Often a party to a dispute is unwilling to negotiate because they feel that have a ‘watertight case’ and are sure to win in court. However, the facts and peculiarities of the case will have a significant bearing on the outcome. These facts and peculiarities may not have been adequately considered, assessed and compared by the parties to generate that degree of certainty. Additionally, there are also some very surprising decisions as demonstrated below.
- A Federal Court rejected a $35 million penalty against Westpac Bank, a negotiated settlement between it and the Australian Securities Commission (ASIC) for Westpac’s admitted breach of responsible lending laws. Ordinarily the Court would rubber-stamp these negotiated settlements but the judge in this instance questioned whether there was in fact a breach. See AustralianBroker 13 Nov 2018 “Westpac $35m settlement rejected”.

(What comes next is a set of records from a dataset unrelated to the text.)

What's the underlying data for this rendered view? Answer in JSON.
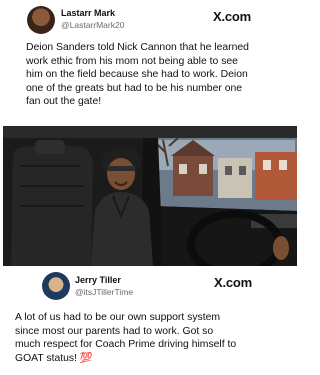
{
  "post1": {
    "name": "Lastarr Mark",
    "handle": "@LastarrMark20",
    "platform": "X.com",
    "text_lines": [
      "Deion Sanders told Nick Cannon that he learned",
      "work ethic from his mom not being able to see",
      "him on the field because she had to work. Deion",
      "one of the greats but had to be his number one",
      "fan out the gate!"
    ]
  },
  "post2": {
    "name": "Jerry Tiller",
    "handle": "@itsJTillerTime",
    "platform": "X.com",
    "text_lines": [
      "A lot of us had to be our own support system",
      "since most our parents had to work. Got so",
      "much respect for Coach Prime driving himself to",
      "GOAT status! 💯"
    ]
  },
  "colors": {
    "text": "#111111",
    "handle": "#6b6b6b",
    "background": "#ffffff"
  }
}
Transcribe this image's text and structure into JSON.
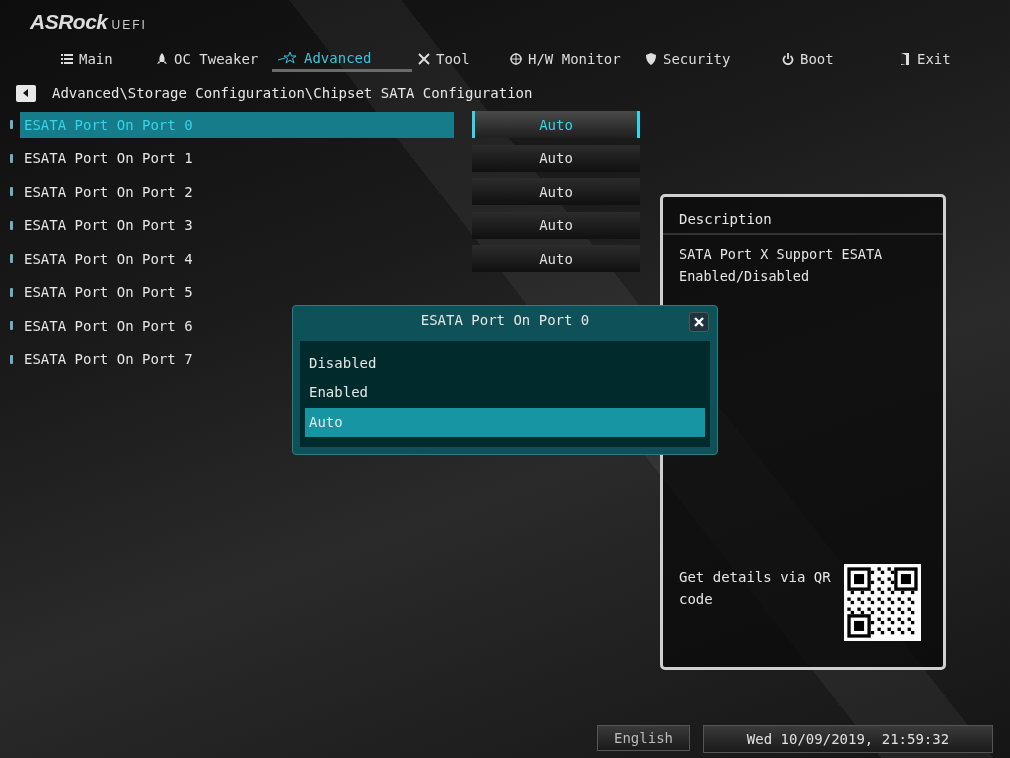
{
  "brand": {
    "logo": "ASRock",
    "suffix": "UEFI"
  },
  "tabs": [
    {
      "label": "Main",
      "selected": false
    },
    {
      "label": "OC Tweaker",
      "selected": false
    },
    {
      "label": "Advanced",
      "selected": true
    },
    {
      "label": "Tool",
      "selected": false
    },
    {
      "label": "H/W Monitor",
      "selected": false
    },
    {
      "label": "Security",
      "selected": false
    },
    {
      "label": "Boot",
      "selected": false
    },
    {
      "label": "Exit",
      "selected": false
    }
  ],
  "breadcrumb": "Advanced\\Storage Configuration\\Chipset SATA Configuration",
  "settings": [
    {
      "label": "ESATA Port On Port 0",
      "value": "Auto",
      "selected": true
    },
    {
      "label": "ESATA Port On Port 1",
      "value": "Auto",
      "selected": false
    },
    {
      "label": "ESATA Port On Port 2",
      "value": "Auto",
      "selected": false
    },
    {
      "label": "ESATA Port On Port 3",
      "value": "Auto",
      "selected": false
    },
    {
      "label": "ESATA Port On Port 4",
      "value": "Auto",
      "selected": false
    },
    {
      "label": "ESATA Port On Port 5",
      "selected": false
    },
    {
      "label": "ESATA Port On Port 6",
      "selected": false
    },
    {
      "label": "ESATA Port On Port 7",
      "selected": false
    }
  ],
  "description": {
    "title": "Description",
    "text": "SATA Port X Support ESATA Enabled/Disabled",
    "qr_text": "Get details via QR code"
  },
  "popup": {
    "title": "ESATA Port On Port 0",
    "options": [
      {
        "label": "Disabled",
        "selected": false
      },
      {
        "label": "Enabled",
        "selected": false
      },
      {
        "label": "Auto",
        "selected": true
      }
    ]
  },
  "footer": {
    "language": "English",
    "datetime": "Wed 10/09/2019, 21:59:32"
  }
}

- A man’s jail sentence for fraud, after as a result of a bank error, withdrawing and spending $2.1 million was overturned. Despite the fact that he was not entitled to the money, acted “extremely foolishly” and dishonestly, on appeal it was found that he did not deceive the bank. See Sydney Morning Herald, 1 December, 2016 “Man who withdrew $2.1 million after bank error wins fraud appeal”.

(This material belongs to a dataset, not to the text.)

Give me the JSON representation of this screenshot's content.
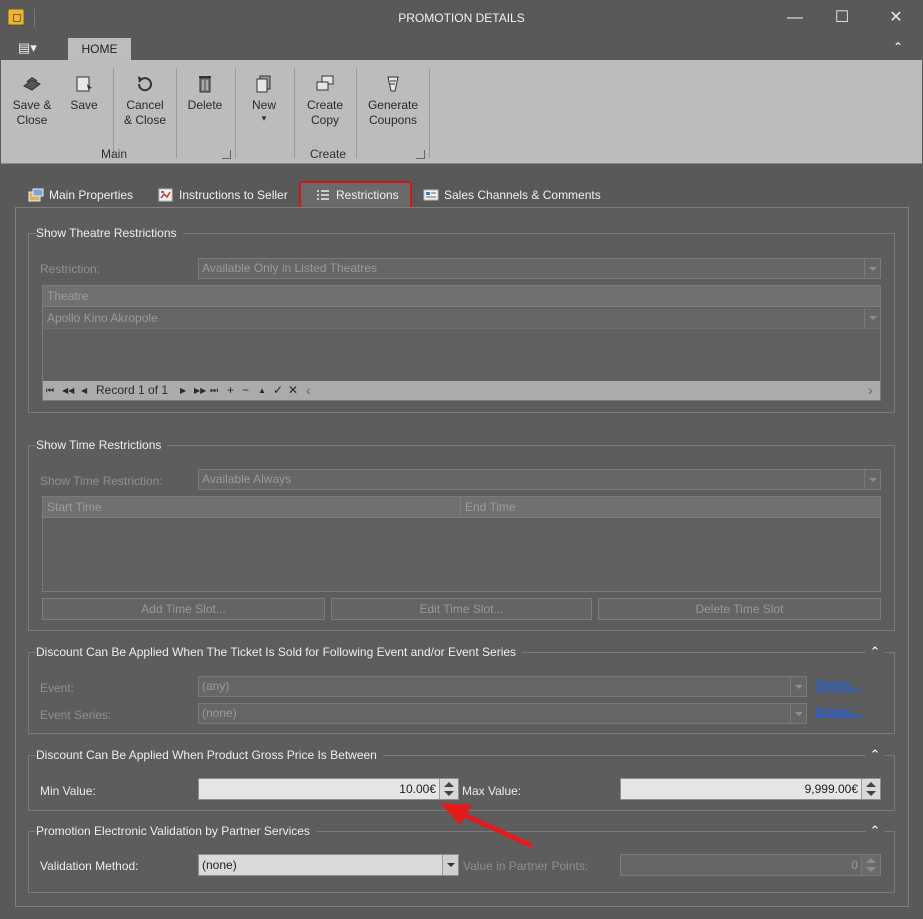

- In a New Zealand case a prisoner, with convictions for attacking a police officer, unlawful possession of firearms, aggravated robbery, theft, burglary and trying to escape from custody, won a compensation payout for breach of privacy and hurt feelings because a government department had incorrectly listed him as having a domestic violence conviction.
- In Perpetual Trustees Victoria Ltd v Xiao the Supreme Court of Victoria concluded that where the loan agreement on which a lender relies is forged, the lender cannot rely on its registered mortgage, even in circumstances where the lender had no knowledge of the fraud.

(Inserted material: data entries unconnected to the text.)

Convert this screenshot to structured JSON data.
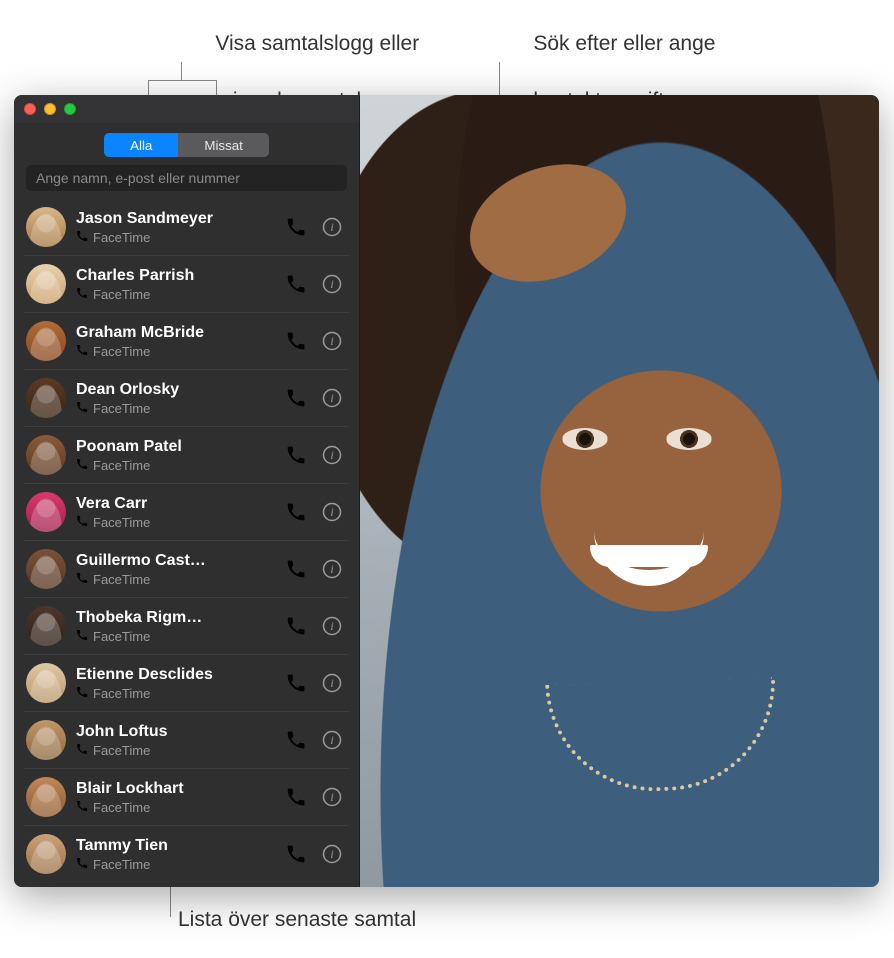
{
  "callouts": {
    "top_left_line1": "Visa samtalslogg eller",
    "top_left_line2": "missade samtal.",
    "top_right_line1": "Sök efter eller ange",
    "top_right_line2": "kontaktuppgifter.",
    "bottom": "Lista över senaste samtal"
  },
  "segmented": {
    "all": "Alla",
    "missed": "Missat"
  },
  "search": {
    "placeholder": "Ange namn, e-post eller nummer",
    "value": ""
  },
  "sublabel": "FaceTime",
  "calls": [
    {
      "name": "Jason Sandmeyer"
    },
    {
      "name": "Charles Parrish"
    },
    {
      "name": "Graham McBride"
    },
    {
      "name": "Dean Orlosky"
    },
    {
      "name": "Poonam Patel"
    },
    {
      "name": "Vera Carr"
    },
    {
      "name": "Guillermo Cast…"
    },
    {
      "name": "Thobeka Rigm…"
    },
    {
      "name": "Etienne Desclides"
    },
    {
      "name": "John Loftus"
    },
    {
      "name": "Blair Lockhart"
    },
    {
      "name": "Tammy Tien"
    }
  ]
}
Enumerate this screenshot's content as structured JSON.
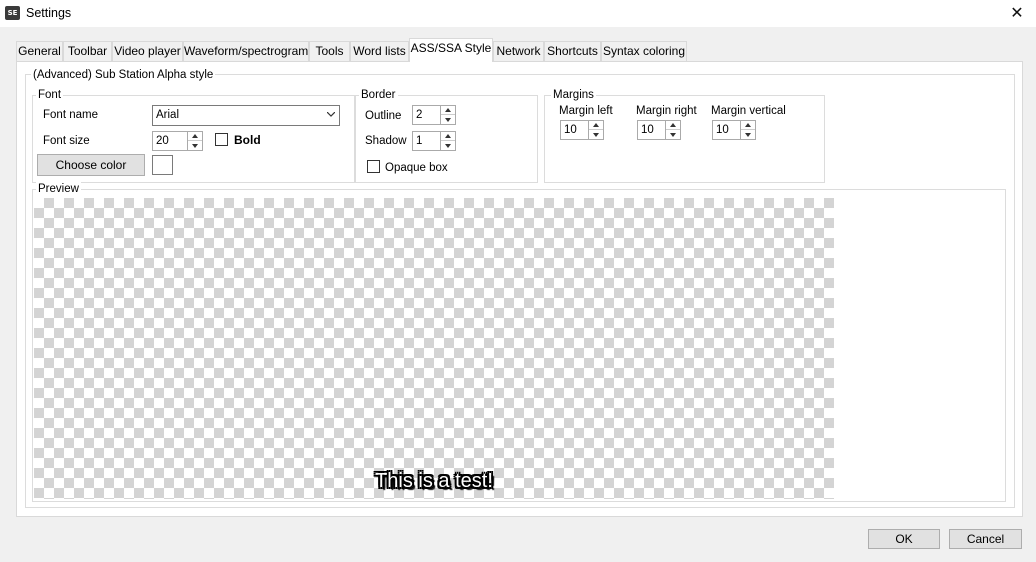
{
  "window": {
    "title": "Settings",
    "icon": "SE"
  },
  "tabs": [
    {
      "label": "General"
    },
    {
      "label": "Toolbar"
    },
    {
      "label": "Video player"
    },
    {
      "label": "Waveform/spectrogram"
    },
    {
      "label": "Tools"
    },
    {
      "label": "Word lists"
    },
    {
      "label": "ASS/SSA Style"
    },
    {
      "label": "Network"
    },
    {
      "label": "Shortcuts"
    },
    {
      "label": "Syntax coloring"
    }
  ],
  "active_tab": "ASS/SSA Style",
  "section_title": "(Advanced) Sub Station Alpha style",
  "font": {
    "group_label": "Font",
    "name_label": "Font name",
    "name_value": "Arial",
    "size_label": "Font size",
    "size_value": "20",
    "bold_label": "Bold",
    "bold_checked": false,
    "choose_color_label": "Choose color",
    "color": "#ffffff"
  },
  "border": {
    "group_label": "Border",
    "outline_label": "Outline",
    "outline_value": "2",
    "shadow_label": "Shadow",
    "shadow_value": "1",
    "opaque_label": "Opaque box",
    "opaque_checked": false
  },
  "margins": {
    "group_label": "Margins",
    "left_label": "Margin left",
    "left_value": "10",
    "right_label": "Margin right",
    "right_value": "10",
    "vertical_label": "Margin vertical",
    "vertical_value": "10"
  },
  "preview": {
    "label": "Preview",
    "text": "This is a test!"
  },
  "footer": {
    "ok_label": "OK",
    "cancel_label": "Cancel"
  }
}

- A couple and their insurer have been ordered to pay $55,000 after an elderly aunt slipped on a gumnut while visiting their Brisbane home. The judge ruled that they were negligent in failing to provide and maintain a safe access to their house via the stairs by taking appropriate steps to ensure that the stairs remained free of gumnuts.
- Publicans and bouncers can be held liable for injuries suffered by their patrons if they fail to stop thuggish violence before it occurs. The judge said bouncers had a duty to anticipate and prevent violence and in this instance alert and vigilant security guards had 2 1/2 minutes to intervene before the plaintiff was king hit but instead watched from across the road. New South Wales Supreme Court.
- In Bendigo and Adelaide Bank v Stamatis [2014] NSWSC 1233, the son gave evidence that he had forged his parents’ signature on a mortgage. The handwriting expert agreed and the judge so held. In assessing the son’s credibility, the judge took into account that, in addition to his ‘gross dishonesty’ in mortgaging his parents’ house without their permission, the son had been convicted of four counts of supplying commercial quantity of drugs. Nevertheless, the judge noted the son in the witness box ‘seemed honest and intelligent’ and did not refer the papers to the Director of Public Prosecutions. Instead his wrath was reserved for the lender, whose conduct in attempting to enforce the mortgage he found unconscionable. Bransgrove M, “Avoiding Mortgage Fraud in Australia: Toolkit for Mortgage Professionals”, p. xvi
The point to be noted from the above is that despite the apparent strength of your legal arguments, facts, intentions, peculiarities and the like may differ sufficiently from established precedents to make a difference to the outcome. Furthermore, as can be seen from the above, it is not unusual for judges to see the evidence differently and arrive at unexpected decisions. It is much better, quicker and less costly to negotiate during mediation. It is also an outcome to which the disputing parties have contributed and, as a result, have an interest in upholding.